Wednesday, May 29, 2019
Pacific D/L (Hyatt Regency San Francisco)
* noted as presenting author
Arthi Ramachandran, PhD, Postdoctoral Scholar, University of Chicago, Chicago, IL
Avishek Kumar, PhD, Data Scientist, University of Chicago, Chicago, IL
Hannes Koenig, MS, Research Assistant, University of Chicago, Chicago, IL
Christina Sung, MBA, Project Manager, University of Chicago, Chicago, IL
Adolfo De Unanue, PhD, Senior Research, University of Chicago, Chicago, IL
Joe Walsh, PhD, Senior Researcher, University of Chicago, Chicago, IL
John Schneider, MD, MPH, Associate Professor of Medicine, University of Chicago Medicine, Chicago, IL
Jessica Ridgway, MD, Assistant Professor of Medicine, University of Chicago, Chicago, IL
Rayid Ghani, MS, Research Associate Professor, University of Chicago, Chicago, IL
Background: Retaining HIV positive individuals in medical care is critical to arrest onward transmission. However, maintaining quarterly appointments and daily medication for a lifetime is exceedingly difficult due to a complex constellation of factors. Further, minorities are disproportionately impacted and less likely to be retained in care.

Using electronic medical record data, we developed a point-of-care machine learning based model that predicts whether an individual patient will drop from care.

Methods: We developed a scalable machine learning system using raw patient medical data to compute risk scores for dropping out of care. For all patients who received HIV care at the University of Chicago from 2008 to 2015, we built features based on a variety of EMR variables including insurance, appointment attendance, diagnoses, social history, medications, and laboratory tests. These features are complex time-based aggregations of the underlying EMR data resulting in a total of 1,295 predictive variables. Interventions are resource intensive and costly hence, we selected a model that tunes our predictive performance to match our capacity for intervention.

The system explores the performance of a broad range of machine learning methods and hyperparameters including decision trees, gradient boosted decision trees, and random forests. Models were compared with a random baseline and clinically relevant expert rules. Given the diverse nature of the patient population, we audited the inherent bias in our system.

Results: 721 patients received HIV care at our institution over the study period, with approximately 1,500 appointments per year.
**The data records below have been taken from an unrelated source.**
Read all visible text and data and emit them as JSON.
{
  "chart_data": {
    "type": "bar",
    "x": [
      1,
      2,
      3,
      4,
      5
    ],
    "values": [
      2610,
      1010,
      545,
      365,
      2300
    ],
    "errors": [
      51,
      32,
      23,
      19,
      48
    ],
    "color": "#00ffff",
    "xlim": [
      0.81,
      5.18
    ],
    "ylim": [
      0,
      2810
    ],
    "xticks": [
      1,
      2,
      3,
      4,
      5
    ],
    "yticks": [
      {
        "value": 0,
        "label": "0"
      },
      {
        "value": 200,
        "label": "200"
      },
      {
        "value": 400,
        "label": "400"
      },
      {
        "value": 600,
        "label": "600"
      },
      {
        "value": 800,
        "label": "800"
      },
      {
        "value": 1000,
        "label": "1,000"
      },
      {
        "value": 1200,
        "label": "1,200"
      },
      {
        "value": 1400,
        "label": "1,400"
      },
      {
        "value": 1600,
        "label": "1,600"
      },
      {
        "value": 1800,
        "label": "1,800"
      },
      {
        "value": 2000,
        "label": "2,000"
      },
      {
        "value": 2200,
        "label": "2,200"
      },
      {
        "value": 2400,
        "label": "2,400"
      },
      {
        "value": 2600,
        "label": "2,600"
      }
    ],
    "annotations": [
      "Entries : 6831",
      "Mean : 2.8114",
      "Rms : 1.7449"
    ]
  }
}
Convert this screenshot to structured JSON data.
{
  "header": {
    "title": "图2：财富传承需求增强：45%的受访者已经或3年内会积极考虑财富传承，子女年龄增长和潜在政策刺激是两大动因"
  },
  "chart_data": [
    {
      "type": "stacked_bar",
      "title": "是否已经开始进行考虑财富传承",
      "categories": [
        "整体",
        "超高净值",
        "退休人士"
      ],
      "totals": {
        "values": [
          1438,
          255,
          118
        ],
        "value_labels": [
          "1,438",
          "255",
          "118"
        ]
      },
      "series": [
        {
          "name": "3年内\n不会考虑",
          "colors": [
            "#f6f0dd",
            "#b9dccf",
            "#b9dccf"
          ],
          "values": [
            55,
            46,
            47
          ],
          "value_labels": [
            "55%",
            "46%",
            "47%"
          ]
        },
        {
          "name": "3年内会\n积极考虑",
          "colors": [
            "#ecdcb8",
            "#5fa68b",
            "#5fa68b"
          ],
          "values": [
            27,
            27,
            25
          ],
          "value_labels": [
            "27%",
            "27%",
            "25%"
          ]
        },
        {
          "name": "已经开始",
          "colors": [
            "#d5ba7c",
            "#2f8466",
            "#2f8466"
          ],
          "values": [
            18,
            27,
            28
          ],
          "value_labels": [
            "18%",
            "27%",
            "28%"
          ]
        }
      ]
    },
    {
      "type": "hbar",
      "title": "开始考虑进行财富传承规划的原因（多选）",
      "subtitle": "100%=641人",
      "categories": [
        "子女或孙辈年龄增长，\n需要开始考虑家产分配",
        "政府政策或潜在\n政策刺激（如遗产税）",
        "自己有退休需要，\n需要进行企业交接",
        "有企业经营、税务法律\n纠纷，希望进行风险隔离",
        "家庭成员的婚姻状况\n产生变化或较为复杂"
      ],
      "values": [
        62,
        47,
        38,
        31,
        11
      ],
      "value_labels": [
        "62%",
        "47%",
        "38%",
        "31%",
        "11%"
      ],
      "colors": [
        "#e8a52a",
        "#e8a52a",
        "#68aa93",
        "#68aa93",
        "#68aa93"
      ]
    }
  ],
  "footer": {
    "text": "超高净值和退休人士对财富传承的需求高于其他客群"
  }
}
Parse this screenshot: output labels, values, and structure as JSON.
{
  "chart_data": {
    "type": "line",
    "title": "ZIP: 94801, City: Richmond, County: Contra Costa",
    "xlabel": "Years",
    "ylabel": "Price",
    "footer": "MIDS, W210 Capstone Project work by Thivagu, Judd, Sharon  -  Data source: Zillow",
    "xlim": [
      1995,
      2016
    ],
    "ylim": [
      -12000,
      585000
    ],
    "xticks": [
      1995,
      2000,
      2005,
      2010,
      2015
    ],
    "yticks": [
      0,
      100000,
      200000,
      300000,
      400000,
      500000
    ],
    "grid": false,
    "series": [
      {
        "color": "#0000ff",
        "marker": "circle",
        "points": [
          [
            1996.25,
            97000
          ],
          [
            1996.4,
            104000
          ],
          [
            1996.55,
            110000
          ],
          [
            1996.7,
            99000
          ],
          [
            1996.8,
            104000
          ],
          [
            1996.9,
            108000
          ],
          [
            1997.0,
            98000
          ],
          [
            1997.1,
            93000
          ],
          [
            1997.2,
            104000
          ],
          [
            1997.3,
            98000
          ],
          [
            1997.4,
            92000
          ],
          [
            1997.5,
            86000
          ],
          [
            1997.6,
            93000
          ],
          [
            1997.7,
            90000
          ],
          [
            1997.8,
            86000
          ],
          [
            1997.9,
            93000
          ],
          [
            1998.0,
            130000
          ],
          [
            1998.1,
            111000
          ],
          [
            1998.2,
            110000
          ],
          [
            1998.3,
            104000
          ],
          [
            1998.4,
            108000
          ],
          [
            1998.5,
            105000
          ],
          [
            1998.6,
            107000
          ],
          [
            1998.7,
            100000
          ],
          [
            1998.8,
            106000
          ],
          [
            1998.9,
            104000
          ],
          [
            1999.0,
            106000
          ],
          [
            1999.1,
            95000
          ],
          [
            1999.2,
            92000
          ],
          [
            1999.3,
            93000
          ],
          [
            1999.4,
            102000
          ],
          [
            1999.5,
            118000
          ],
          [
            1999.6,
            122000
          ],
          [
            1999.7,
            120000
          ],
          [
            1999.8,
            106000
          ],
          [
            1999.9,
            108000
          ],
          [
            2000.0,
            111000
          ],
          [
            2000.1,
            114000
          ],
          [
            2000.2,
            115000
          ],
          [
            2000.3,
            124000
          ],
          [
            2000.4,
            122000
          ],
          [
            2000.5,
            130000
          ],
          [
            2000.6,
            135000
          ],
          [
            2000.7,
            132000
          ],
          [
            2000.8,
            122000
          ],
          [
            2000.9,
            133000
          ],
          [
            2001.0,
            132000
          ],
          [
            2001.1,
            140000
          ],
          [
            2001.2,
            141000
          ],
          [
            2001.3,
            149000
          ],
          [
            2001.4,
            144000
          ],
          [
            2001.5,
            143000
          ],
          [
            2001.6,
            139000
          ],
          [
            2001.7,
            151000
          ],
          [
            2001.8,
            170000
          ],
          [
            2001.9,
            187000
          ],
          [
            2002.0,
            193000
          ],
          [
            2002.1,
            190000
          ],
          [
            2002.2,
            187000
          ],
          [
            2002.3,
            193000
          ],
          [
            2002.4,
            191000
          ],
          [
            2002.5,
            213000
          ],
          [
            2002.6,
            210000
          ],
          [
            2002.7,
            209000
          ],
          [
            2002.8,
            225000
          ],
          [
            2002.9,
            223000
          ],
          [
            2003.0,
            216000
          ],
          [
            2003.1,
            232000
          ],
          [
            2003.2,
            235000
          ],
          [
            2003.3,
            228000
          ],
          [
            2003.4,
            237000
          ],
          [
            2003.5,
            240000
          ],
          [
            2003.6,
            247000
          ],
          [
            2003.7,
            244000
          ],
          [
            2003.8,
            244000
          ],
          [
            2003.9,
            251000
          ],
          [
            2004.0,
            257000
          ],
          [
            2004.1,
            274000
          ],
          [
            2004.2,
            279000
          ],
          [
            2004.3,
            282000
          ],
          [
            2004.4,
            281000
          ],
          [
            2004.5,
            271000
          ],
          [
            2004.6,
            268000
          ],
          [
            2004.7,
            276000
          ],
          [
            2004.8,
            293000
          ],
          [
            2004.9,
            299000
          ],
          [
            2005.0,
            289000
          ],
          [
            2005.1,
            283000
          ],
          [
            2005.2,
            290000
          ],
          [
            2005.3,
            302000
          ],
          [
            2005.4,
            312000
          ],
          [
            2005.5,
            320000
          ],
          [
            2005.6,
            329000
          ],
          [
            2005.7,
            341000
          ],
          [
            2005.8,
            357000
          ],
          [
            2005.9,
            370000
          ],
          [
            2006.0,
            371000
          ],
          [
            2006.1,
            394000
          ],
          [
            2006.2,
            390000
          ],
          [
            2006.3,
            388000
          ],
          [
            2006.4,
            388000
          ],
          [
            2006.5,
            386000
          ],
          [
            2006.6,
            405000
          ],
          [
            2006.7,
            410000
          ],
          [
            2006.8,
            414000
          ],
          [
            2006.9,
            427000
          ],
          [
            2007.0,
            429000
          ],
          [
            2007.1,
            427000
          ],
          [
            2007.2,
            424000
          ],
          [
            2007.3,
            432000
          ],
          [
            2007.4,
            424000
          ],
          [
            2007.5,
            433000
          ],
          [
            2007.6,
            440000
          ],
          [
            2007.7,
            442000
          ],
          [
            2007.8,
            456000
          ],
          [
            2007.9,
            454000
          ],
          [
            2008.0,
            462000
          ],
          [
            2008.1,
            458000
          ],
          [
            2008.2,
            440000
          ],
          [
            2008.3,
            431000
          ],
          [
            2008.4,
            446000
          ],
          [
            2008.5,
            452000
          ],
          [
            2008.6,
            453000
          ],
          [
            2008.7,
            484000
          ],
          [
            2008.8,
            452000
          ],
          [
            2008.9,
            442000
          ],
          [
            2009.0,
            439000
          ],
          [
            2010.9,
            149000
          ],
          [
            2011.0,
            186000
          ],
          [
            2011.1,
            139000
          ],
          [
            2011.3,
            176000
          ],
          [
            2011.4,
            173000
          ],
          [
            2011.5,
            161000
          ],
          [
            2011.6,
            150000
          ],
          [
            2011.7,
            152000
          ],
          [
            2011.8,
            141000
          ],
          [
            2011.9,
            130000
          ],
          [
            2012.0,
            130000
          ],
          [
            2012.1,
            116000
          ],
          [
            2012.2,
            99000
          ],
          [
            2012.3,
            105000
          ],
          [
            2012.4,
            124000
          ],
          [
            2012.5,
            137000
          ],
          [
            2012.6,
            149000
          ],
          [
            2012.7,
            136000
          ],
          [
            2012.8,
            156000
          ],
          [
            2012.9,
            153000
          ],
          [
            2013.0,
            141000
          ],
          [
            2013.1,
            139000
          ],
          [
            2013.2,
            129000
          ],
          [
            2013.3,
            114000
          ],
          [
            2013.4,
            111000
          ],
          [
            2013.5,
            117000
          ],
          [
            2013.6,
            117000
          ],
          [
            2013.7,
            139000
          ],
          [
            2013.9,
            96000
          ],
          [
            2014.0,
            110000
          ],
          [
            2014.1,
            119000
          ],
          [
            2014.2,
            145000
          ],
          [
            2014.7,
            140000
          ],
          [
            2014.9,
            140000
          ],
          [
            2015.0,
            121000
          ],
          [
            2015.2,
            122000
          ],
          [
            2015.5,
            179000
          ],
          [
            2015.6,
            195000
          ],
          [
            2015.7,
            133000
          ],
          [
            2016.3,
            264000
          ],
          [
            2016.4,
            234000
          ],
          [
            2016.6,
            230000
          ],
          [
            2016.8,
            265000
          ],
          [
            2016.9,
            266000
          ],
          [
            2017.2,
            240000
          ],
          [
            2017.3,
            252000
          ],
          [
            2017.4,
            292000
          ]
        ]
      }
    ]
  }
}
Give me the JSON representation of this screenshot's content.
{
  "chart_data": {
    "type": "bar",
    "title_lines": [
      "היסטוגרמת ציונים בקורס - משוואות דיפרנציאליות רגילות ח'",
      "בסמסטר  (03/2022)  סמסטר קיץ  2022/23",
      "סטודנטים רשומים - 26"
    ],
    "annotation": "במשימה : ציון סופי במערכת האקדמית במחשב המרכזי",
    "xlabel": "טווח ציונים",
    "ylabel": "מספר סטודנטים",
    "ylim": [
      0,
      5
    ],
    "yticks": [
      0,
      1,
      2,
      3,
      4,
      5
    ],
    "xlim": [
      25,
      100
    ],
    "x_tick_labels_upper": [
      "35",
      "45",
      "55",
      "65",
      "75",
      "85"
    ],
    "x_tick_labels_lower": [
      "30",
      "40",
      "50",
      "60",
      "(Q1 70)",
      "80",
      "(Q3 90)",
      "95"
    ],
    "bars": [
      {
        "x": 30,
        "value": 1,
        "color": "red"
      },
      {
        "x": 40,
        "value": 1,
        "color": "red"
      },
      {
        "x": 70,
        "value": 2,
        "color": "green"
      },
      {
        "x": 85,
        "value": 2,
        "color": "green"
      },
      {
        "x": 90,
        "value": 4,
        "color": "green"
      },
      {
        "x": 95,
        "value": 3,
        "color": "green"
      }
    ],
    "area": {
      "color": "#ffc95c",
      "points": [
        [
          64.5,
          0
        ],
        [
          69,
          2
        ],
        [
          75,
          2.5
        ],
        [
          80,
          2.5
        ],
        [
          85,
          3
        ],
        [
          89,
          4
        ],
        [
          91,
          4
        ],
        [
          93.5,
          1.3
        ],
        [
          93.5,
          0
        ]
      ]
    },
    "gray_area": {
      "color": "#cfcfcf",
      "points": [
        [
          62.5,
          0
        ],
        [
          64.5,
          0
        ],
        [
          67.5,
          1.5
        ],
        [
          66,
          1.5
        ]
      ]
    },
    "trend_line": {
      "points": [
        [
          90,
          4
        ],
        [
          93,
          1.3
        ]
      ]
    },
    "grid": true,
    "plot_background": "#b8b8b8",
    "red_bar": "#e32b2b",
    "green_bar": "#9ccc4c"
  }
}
Of these, 10% of the appointments were out of care. A random forest model had the highest positive predictive value.

Our system is significantly more accurate than expert heuristics used today, correctly identifying 10-60% more visits with at-risk patients. The most important features in the model are the history of previous appointments, lab tests results (both viral load and CD4 counts), and diagnoses. Our machine learning model is also superior to the expert rules because it provides individual level prediction instead of coarse group level prediction, which is currently used. Further, in our bias audit, our model has significant less bias than using expert rules.

Conclusion: We built a predictive model for retention in care using machine learning methods that was significantly more accurate and less biased than currently used expert rules. To our knowledge, this is the first time a machine learning system has been applied to the problem of retention in care. This model can be implemented to guide retention interventions in real time.